Agenda item

Quality Account Timetable for Imperial College Healthcare NHS Trust

Report of the Medical Director, Imperial College Healthcare NHS Trust.

Minutes:

The Sub-Committee received a report of the Medical Director, Imperial College Healthcare NHS Trust, which set out the Quality Account 2018/19 for the Trust. Quality Accounts were annual reports to the public from NHS Healthcare providers about the quality of services they delivered.  Their purpose was to encourage Boards and Leaders of healthcare organisations to demonstrate their commitment to continuous, evidence-based quality improvement, to assess quality across all of the services offered and to explain their progress to the public.

 

The representative of the Trust (Deputy Medical Director) introduced the report and outlined the vision ‘Better Health for Life” and the values, which were being embedded in everything the Trust did.  He added that the Trust had worked with staff to co-design the vision and values and these had been linked to behaviours expected of all A behaviours framework had been developed which set out how the Trust expected staff to behave in order to put the values – Kind, Expert, Collaborative and Aspirational – into practice.  Overarching strategic goals to create a stronger connection to the delivery of vision had been articulated.

 

The representative added that staff were encouraged to be curious about what was happening across the country and the world in relation to healthcare.  Many improvements had been made but the Trust was very aware of how much work there was still to do and was on a journey of continuous improvement.  For example, the Trust had launched a flow coaching academy, in partnership with Sheffield Teaching Hospitals NHS Foundation Trust, to improve care which had resulted in improvements for patients in several  pathways, such as Sepsis and Diabetes.  He outlined the work in relation to keeping mortality as low as possible, the establishment of a Strategic Lay Forum to involve patients in the strategic work of the Trust, and supporting improvements in patient care through innovation and by working with and learning from other Trusts.

 

Members of the Sub-Committee asked the following questions which were responded to:

 

Q -Was the A&E reaching its targets?

 

A - The Trust had been through a challenging period during the 2017/18 winter months and had set up a Care Journey and Capacity Collaborative which had helped to make significant improvements.  Despite record numbers of ED attendances, there had been a reduction in ‘black alerts’ by over one third (169 in 2017/18, 11 in 2018/19).  The Trust was also working with the Primary Care sector and nursing homes to improve patient experience.

 

Q -What were the Trust’s priorities and what challenges was it facing? What improvements had been identified during 2019/20?

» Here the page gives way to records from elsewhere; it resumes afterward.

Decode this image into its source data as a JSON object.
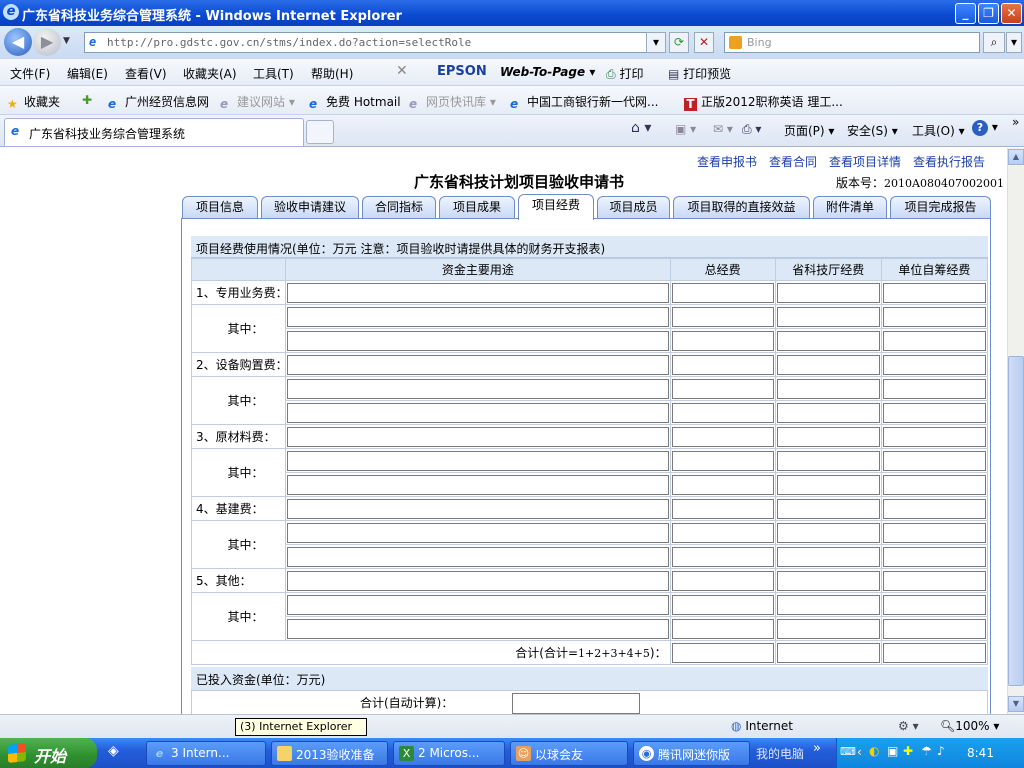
{
  "window": {
    "title": "广东省科技业务综合管理系统 - Windows Internet Explorer"
  },
  "address": {
    "url": "http://pro.gdstc.gov.cn/stms/index.do?action=selectRole",
    "search_placeholder": "Bing"
  },
  "menu": [
    "文件(F)",
    "编辑(E)",
    "查看(V)",
    "收藏夹(A)",
    "工具(T)",
    "帮助(H)"
  ],
  "epson": {
    "brand": "EPSON",
    "web": "Web-To-Page",
    "print": "打印",
    "preview": "打印预览"
  },
  "favorites": {
    "label": "收藏夹",
    "items": [
      "广州经贸信息网",
      "建议网站",
      "免费 Hotmail",
      "网页快讯库",
      "中国工商银行新一代网...",
      "正版2012职称英语 理工..."
    ]
  },
  "browser_tab": {
    "label": "广东省科技业务综合管理系统"
  },
  "commands": {
    "page": "页面(P)",
    "safety": "安全(S)",
    "tools": "工具(O)"
  },
  "page": {
    "links": [
      "查看申报书",
      "查看合同",
      "查看项目详情",
      "查看执行报告"
    ],
    "title": "广东省科技计划项目验收申请书",
    "version_label": "版本号：",
    "version_value": "2010A080407002001",
    "tabs": [
      "项目信息",
      "验收申请建议",
      "合同指标",
      "项目成果",
      "项目经费",
      "项目成员",
      "项目取得的直接效益",
      "附件清单",
      "项目完成报告"
    ],
    "active_tab": "项目经费",
    "section1": {
      "heading": "项目经费使用情况(单位：万元 注意：项目验收时请提供具体的财务开支报表)",
      "columns": [
        "资金主要用途",
        "总经费",
        "省科技厅经费",
        "单位自筹经费"
      ],
      "rows": [
        {
          "label": "1、专用业务费：",
          "sub": "其中："
        },
        {
          "label": "2、设备购置费：",
          "sub": "其中："
        },
        {
          "label": "3、原材料费：",
          "sub": "其中："
        },
        {
          "label": "4、基建费：",
          "sub": "其中："
        },
        {
          "label": "5、其他：",
          "sub": "其中："
        }
      ],
      "total_label": "合计(合计=",
      "total_formula": "1+2+3+4+5",
      "total_suffix": ")："
    },
    "section2": {
      "heading": "已投入资金(单位：万元)",
      "auto_label": "合计(自动计算)："
    }
  },
  "status": {
    "tooltip": "(3) Internet Explorer",
    "zone": "Internet",
    "zoom": "100%"
  },
  "taskbar": {
    "start": "开始",
    "tasks": [
      "3 Intern...",
      "2013验收准备",
      "2 Micros...",
      "以球会友",
      "腾讯网迷你版"
    ],
    "my_computer": "我的电脑",
    "time": "8:41"
  }
}
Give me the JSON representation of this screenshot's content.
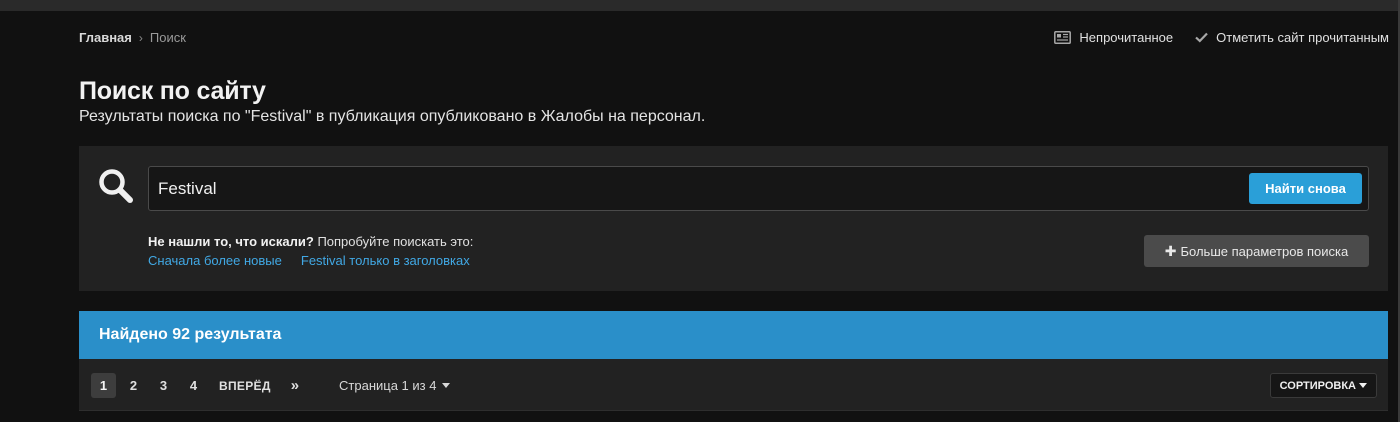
{
  "breadcrumb": {
    "home": "Главная",
    "current": "Поиск"
  },
  "top_actions": {
    "unread": "Непрочитанное",
    "mark_read": "Отметить сайт прочитанным"
  },
  "header": {
    "title": "Поиск по сайту",
    "subtitle": "Результаты поиска по \"Festival\" в публикация опубликовано в Жалобы на персонал."
  },
  "search": {
    "query": "Festival",
    "button_label": "Найти снова",
    "suggest_bold": "Не нашли то, что искали?",
    "suggest_text": " Попробуйте поискать это:",
    "suggest_links": [
      "Сначала более новые",
      "Festival только в заголовках"
    ],
    "more_options_label": "Больше параметров поиска"
  },
  "results": {
    "count_label": "Найдено 92 результата",
    "pages": [
      "1",
      "2",
      "3",
      "4"
    ],
    "active_page": "1",
    "next_label": "ВПЕРЁД",
    "last_label": "»",
    "page_info": "Страница 1 из 4",
    "sort_label": "СОРТИРОВКА"
  },
  "colors": {
    "accent": "#2a9fd8",
    "results_header": "#2a8fc9",
    "link": "#41a8e4",
    "background": "#111111",
    "panel": "#222222"
  },
  "icons": {
    "search": "search-icon",
    "unread": "newspaper-icon",
    "mark_read": "checkmark-icon"
  }
}
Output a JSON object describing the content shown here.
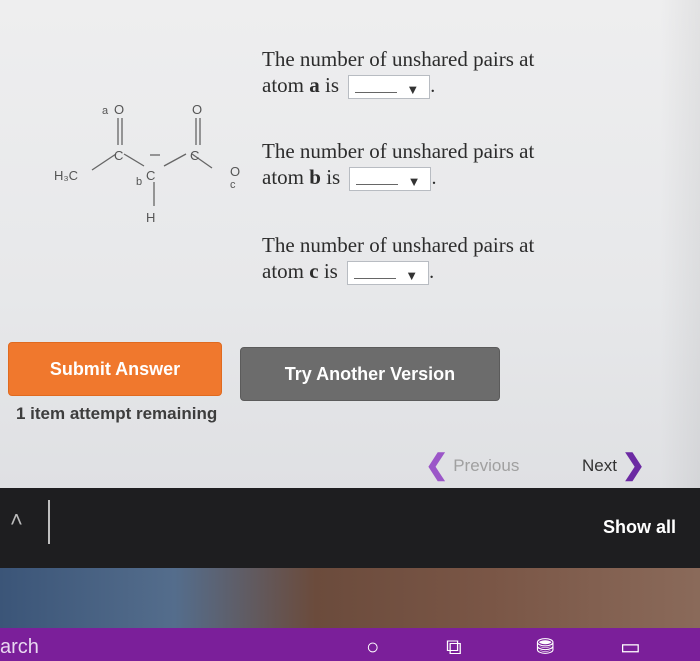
{
  "questions": [
    {
      "line1": "The number of unshared pairs at",
      "prefix": "atom ",
      "atom": "a",
      "suffix": " is",
      "select_value": "",
      "period": "."
    },
    {
      "line1": "The number of unshared pairs at",
      "prefix": "atom ",
      "atom": "b",
      "suffix": " is",
      "select_value": "",
      "period": "."
    },
    {
      "line1": "The number of unshared pairs at",
      "prefix": "atom ",
      "atom": "c",
      "suffix": " is",
      "select_value": "",
      "period": "."
    }
  ],
  "molecule": {
    "h3c": "H₃C",
    "c1": "C",
    "c2": "C",
    "c3": "C",
    "o1": "O",
    "o2": "O",
    "o3": "O",
    "h": "H",
    "label_a": "a",
    "label_b": "b",
    "label_c": "c"
  },
  "buttons": {
    "submit": "Submit Answer",
    "try_another": "Try Another Version"
  },
  "attempts_text": "1 item attempt remaining",
  "nav": {
    "previous": "Previous",
    "next": "Next"
  },
  "download_bar": {
    "show_all": "Show all"
  },
  "taskbar": {
    "search": "arch"
  },
  "colors": {
    "submit": "#f0782d",
    "try_another": "#6c6c6c",
    "nav_chevron": "#6c2aa3",
    "taskbar": "#7b1f9a"
  }
}
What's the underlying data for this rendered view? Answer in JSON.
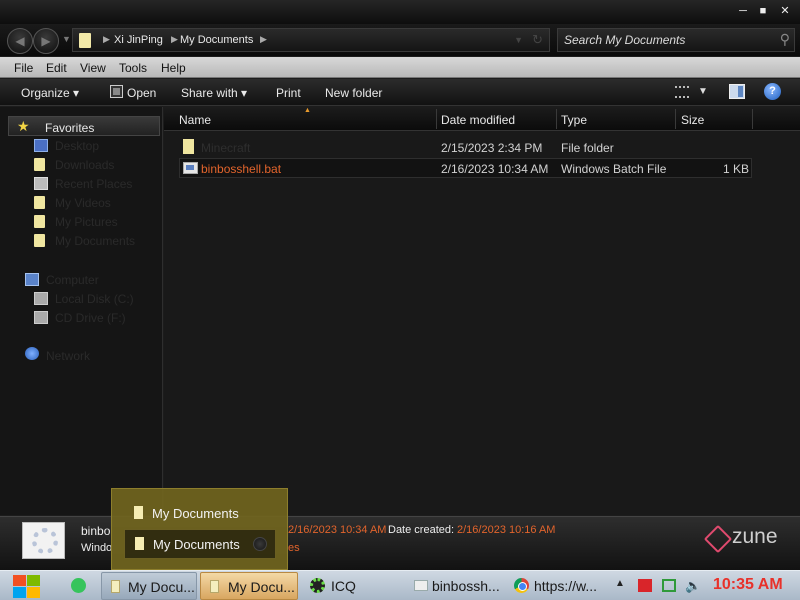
{
  "address": {
    "crumbs": [
      "Xi JinPing",
      "My Documents"
    ]
  },
  "search": {
    "placeholder": "Search My Documents"
  },
  "menubar": {
    "items": [
      "File",
      "Edit",
      "View",
      "Tools",
      "Help"
    ]
  },
  "toolbar": {
    "organize": "Organize",
    "open": "Open",
    "share": "Share with",
    "print": "Print",
    "new_folder": "New folder"
  },
  "navpane": {
    "favorites": "Favorites",
    "items": [
      {
        "label": "Desktop",
        "icon": "desktop-icon"
      },
      {
        "label": "Downloads",
        "icon": "folder-icon"
      },
      {
        "label": "Recent Places",
        "icon": "recent-places-icon"
      },
      {
        "label": "My Videos",
        "icon": "folder-icon"
      },
      {
        "label": "My Pictures",
        "icon": "folder-icon"
      },
      {
        "label": "My Documents",
        "icon": "folder-icon"
      }
    ],
    "computer": "Computer",
    "drives": [
      "Local Disk (C:)",
      "CD Drive (F:)"
    ],
    "network": "Network"
  },
  "columns": [
    "Name",
    "Date modified",
    "Type",
    "Size"
  ],
  "files": [
    {
      "name": "Minecraft",
      "date": "2/15/2023 2:34 PM",
      "type": "File folder",
      "size": ""
    },
    {
      "name": "binbosshell.bat",
      "date": "2/16/2023 10:34 AM",
      "type": "Windows Batch File",
      "size": "1 KB"
    }
  ],
  "details": {
    "name_partial": "binbo",
    "type_partial": "Windo",
    "modified_partial": "2/16/2023 10:34 AM",
    "created_key": "Date created:",
    "created_value": "2/16/2023 10:16 AM",
    "size_partial": "es",
    "brand": "zune"
  },
  "popup": {
    "items": [
      "My Documents",
      "My Documents"
    ]
  },
  "taskbar": {
    "buttons": [
      "My Docu...",
      "My Docu...",
      "ICQ",
      "binbossh...",
      "https://w..."
    ],
    "clock": "10:35 AM"
  },
  "colors": {
    "accent_orange": "#e2642c",
    "clock_red": "#e8312a",
    "popup": "#70641e"
  }
}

A - The Trust had a large number of priorities of which the following were key: continuing to improve patient safety, values and behaviours, improvements in patient flow through A&E, collaboration with other organisations such as GPs and the emerging Primary Care networks.  The creation of an integrated care system, outstanding and sustainable services, learning and innovation were at the heart of the Trust’s three strategic goals.

Q - What percentage of patients using the Trust’s services were Harrow residents?  Were these patients predominantly accessing any particular services?

 

A - The users of the Trust were mainly from the tri-borough and also the boroughs of Ealing and Brent.  A little under 5% (3.6% last year) were from Harrow and these were largely people needing specific specialist services.  The representative from the Trust gave a brief example of some collaborative working between paediatricians and the renal team from North West London Hospital NHS Trust.

 

Q -What was the performance against quality priorities for 2018-19?

A - A number of improvements had been made both with staff and the environment they worked in, details of which were set out in full within the report.  The demand on services was high and more work was required to ensure continuous improvements.  The Trust was also targeting specific areas such as hand hygiene deteriorating patients and falls as part of its safety stream work.  Observational audits were carried out on a regular basis.

Q -VTE – venous thromboembolism – had the targets been met?  Had the infection prevention and control targets been met?

A - With regards to VTE, from April 2018, the Trust had met the 95 per cent target consistently until December 2018, with average compliance across the year of 95.42 per cent.  The Trust was currently working with the areas that were below target to support staff to complete the assessment, including additional training for staff, and introducing VTE ‘champions’.

 

Overall, infection prevention and control targets had not been met as set out on page 172 of the agenda (page 56 of the Quality Account).

 

The representative from the Trust noted the correction required to the figure relating to the ‘turnover’ on page 122 of the agenda (page 6 of the Quality Account) where a comma had been used instead of a full stop and it was

 

RESOLVED:  That the report be noted and the representative be thanked for attending the meeting.